The Challenge of Defending the Normal
We continue to reel from the blows dealt by the Culture of Death. The attack on life, and particularly on the family, that institution which is the incubator and nourisher of life, continues relentlessly. Our states and our courts have now given the name of “marriage” to a fundamentally unnatural and barren relationship that was once unmentionable in polite company. Being pummeled like this can be disorienting, and even good people are starting to talk like they've been hit in the head too many times.
We have let ourselves get cornered. But we can change the momentum in this fight. It starts by taking control of the conversation, and not being controlled by buzz words that are purely diversionary.
We can begin by shifting the discussion away from the abused word “marriage” and focusing on the word “matrimony,” which implies a bond that creates motherhood. And let us be sure to add the adjective “holy,” which points to the sacredness of the act before God.
But then we must get the discussion back to the principle of what a family is and what its role is in society. Through all of human history, from the ancient world to the modern, the family is the basic brick of civilization. It is what builds not only the four walls of the home but the walls that protect the city. To destroy the family is to destroy the society, and redefining the family is in essence destroying it.
And if we really want to win the fight, well, we should read a lot more G.K. Chesterton, and so should everybody else. He is a defender of the faith, of the family, of life, and, what is especially needed these days, a defender of the normal. It is normal to believe in God. It is normal to believe that a family is a father, mother, and children. It is normal to protect life. But it is surprisingly difficult to defend the normal. It is challenging to state the obvious. And this is where Chesterton provides great help.
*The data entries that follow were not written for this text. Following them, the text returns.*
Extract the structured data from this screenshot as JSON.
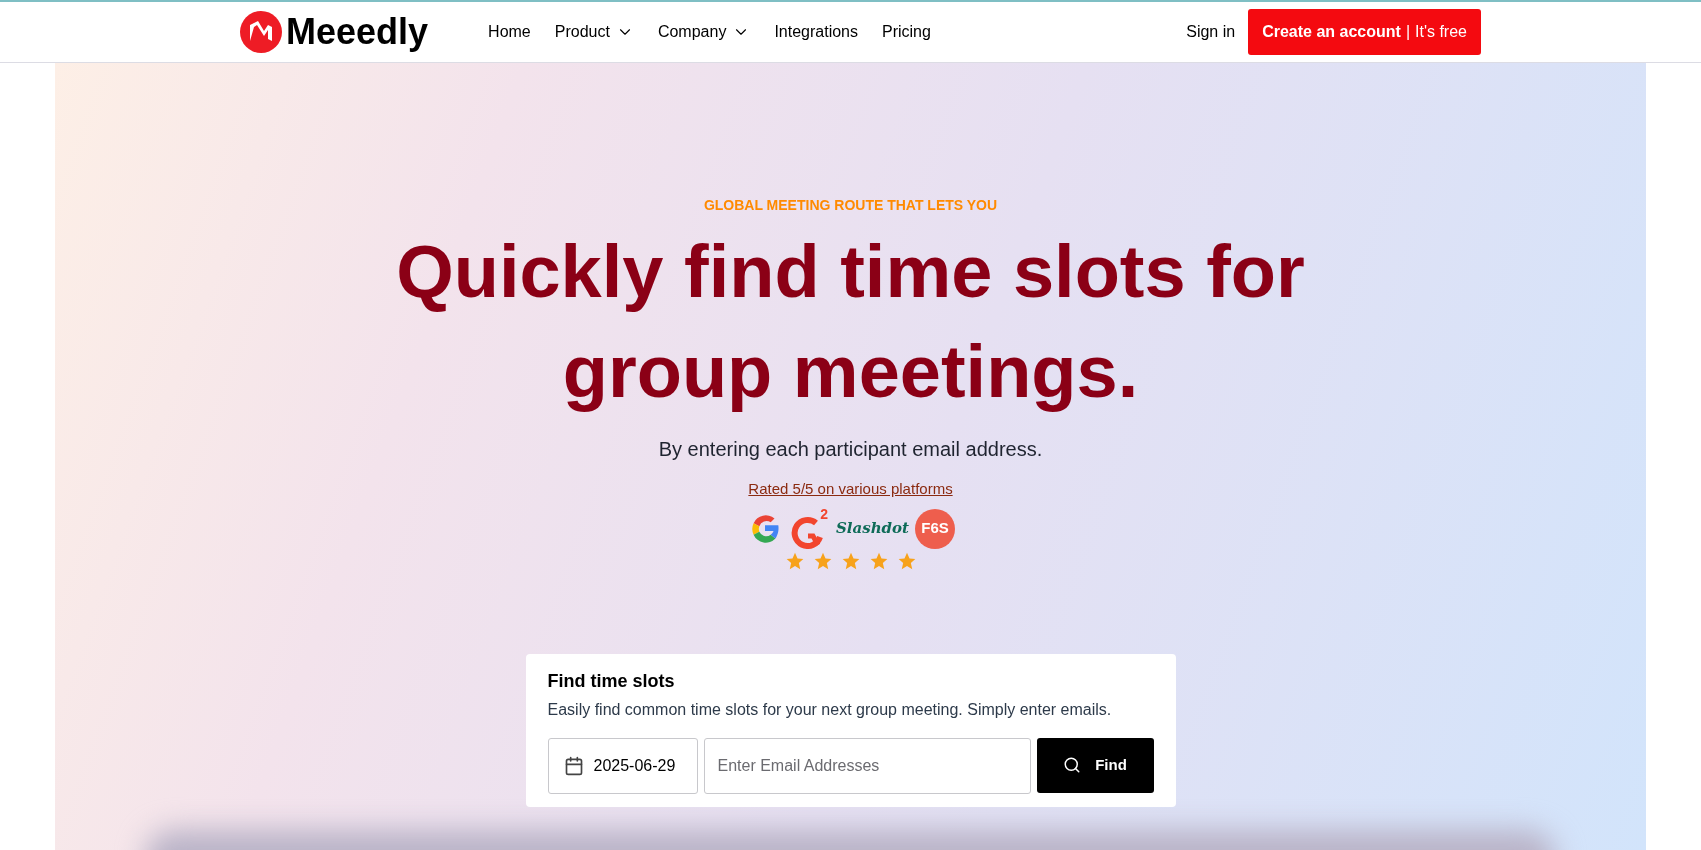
{
  "brand": {
    "name": "Meeedly"
  },
  "nav": [
    {
      "label": "Home",
      "dropdown": false
    },
    {
      "label": "Product",
      "dropdown": true
    },
    {
      "label": "Company",
      "dropdown": true
    },
    {
      "label": "Integrations",
      "dropdown": false
    },
    {
      "label": "Pricing",
      "dropdown": false
    }
  ],
  "sign_in": "Sign in",
  "cta": {
    "bold": "Create an account",
    "separator": "|",
    "rest": "It's free"
  },
  "hero": {
    "eyebrow": "GLOBAL MEETING ROUTE THAT LETS YOU",
    "title": "Quickly find time slots for group meetings.",
    "subtitle": "By entering each participant email address."
  },
  "rating": {
    "link": "Rated 5/5 on various platforms",
    "stars": 5,
    "platforms": [
      {
        "kind": "google"
      },
      {
        "kind": "g2",
        "text": "2"
      },
      {
        "kind": "slashdot",
        "text": "Slashdot"
      },
      {
        "kind": "f6s",
        "text": "F6S"
      }
    ]
  },
  "finder": {
    "title": "Find time slots",
    "description": "Easily find common time slots for your next group meeting. Simply enter emails.",
    "date": "2025-06-29",
    "email_placeholder": "Enter Email Addresses",
    "button": "Find"
  }
}
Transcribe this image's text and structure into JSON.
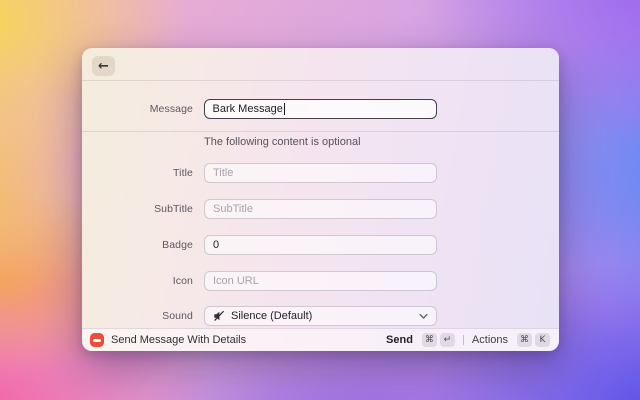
{
  "window": {
    "header": {
      "back_glyph": "←"
    },
    "form": {
      "message": {
        "label": "Message",
        "value": "Bark Message"
      },
      "optional_note": "The following content is optional",
      "rows": [
        {
          "label": "Title",
          "placeholder": "Title"
        },
        {
          "label": "SubTitle",
          "placeholder": "SubTitle"
        },
        {
          "label": "Badge",
          "value": "0"
        },
        {
          "label": "Icon",
          "placeholder": "Icon URL"
        },
        {
          "label": "Sound",
          "value": "Silence (Default)"
        }
      ]
    },
    "footer": {
      "command_label": "Send Message With Details",
      "send": {
        "label": "Send",
        "keys": [
          "⌘",
          "↵"
        ]
      },
      "actions": {
        "label": "Actions",
        "keys": [
          "⌘",
          "K"
        ]
      }
    }
  },
  "colors": {
    "bark_red": "#EB4D3D",
    "focus_border": "#44404A",
    "window_tint_left": "#F4EDDC",
    "window_tint_right": "#E8E2F6"
  }
}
We protect the home because it is a place of liberty, even if liberty is sometimes a hard thing to define. Chesterton argues that the world outside the home – the office, the business, the bank, the shop, is more regimented and narrow, and less respectful of human dignity and freedom than the home. Commerce is always pursuing fashion. And “social life” is also always pursuing fashion because it is always pursuing pleasure, and pleasure, which is distinct from happiness, is a matter of taste and taste is driven by fashion. People have become more caught up in the narrow and strange and trendy world outside the home, than in the broad and beautiful and permanent world inside the home.
Chesterton says, “My complaint of the anti-domestic drift is that it is unintelligent. People do not know what they are doing; because they do not know what they are undoing.” Every discussion is “a separate escape or evasion” from facing the fact of what a family is for and how it is being torn apart.
How did we get to this point? Chesterton saw it coming over a century ago. The modern breakdown of the family, he says, is due to “sex emancipation.” This term covers many things that are all connected: the loss of the distinct roles of man and woman, husband and wife, father and mother; the dishonoring of the vow, which has led to divorce and remarriage and children with one parent or three parents; the unwillingness even to make the vow, which has spread into the epidemic of “cohabitation,” which perpetuates infidelity, illegitimacy, and violent abuse; the plague of pornography which tries to make sex something solitary, and now, the latest, the mockery called “same-sex marriage.” It is all part of “sex emancipation” which is “sexless sex,” the vain attempt to free ourselves not only from the marital bond but from the consequences and responsibilities of the marital embrace. It is also the flat denial of the obvious fact that sex makes babies and the best place for babies is in a family.
But we have destroyed the family, and we have done so without thinking about what will replace it. “Nobody has really discussed the alternative to the Family,” Chesterton writes. “The only obvious alternative is the State. . . The frightful punishment of mere sex emancipation is not anarchy but bureaucracy.”
Yes, that is what we must make people realize. When a society is inflamed with lust, it must find a way to keep order even while it gratifies itself. At first it is subtle, then suddenly it is official. Sex emancipation leads to slavery. While slavery to lust is a personal imprisonment, sex emancipation on a wide scale puts the entire society in a state of servitude. The growth of government means the loss of liberty as the state replaces the role of the parent. But it also means further assaults on those who are still functioning as families, as the state forces private businesses to provide contraception and abortion, as state education forces falsehoods into minds of our school children, and now as new laws and layers of bureaucracy enforce the redefinition of marriage and family. The new law will insinuate itself into every aspect of our lives, especially into the most sacred and important part of our life: our relationship with God. Sex emancipation is an enemy of freedom; it is especially an enemy of the freedom of religion.
This is why the Church defends the family. The family is the basic brick of society, but religion is the cement that holds the bricks together. The Holy Family is the model for the human family, and the Holy Family, too, was attacked by the state almost immediately. The Church is in the thankless position of having to save souls when a godless society is bent on destroying them. “Take away the god,” says Chesterton, “and the government becomes the god.” But this is not the god we will worship.
This is no time to despair. We not only have the one, true God on our side, we have each other. Chesterton reminds us that there are more parents than policemen. In other words, the family is still bigger than the state. It is a time for courage, sacrifice, and the joy of battle.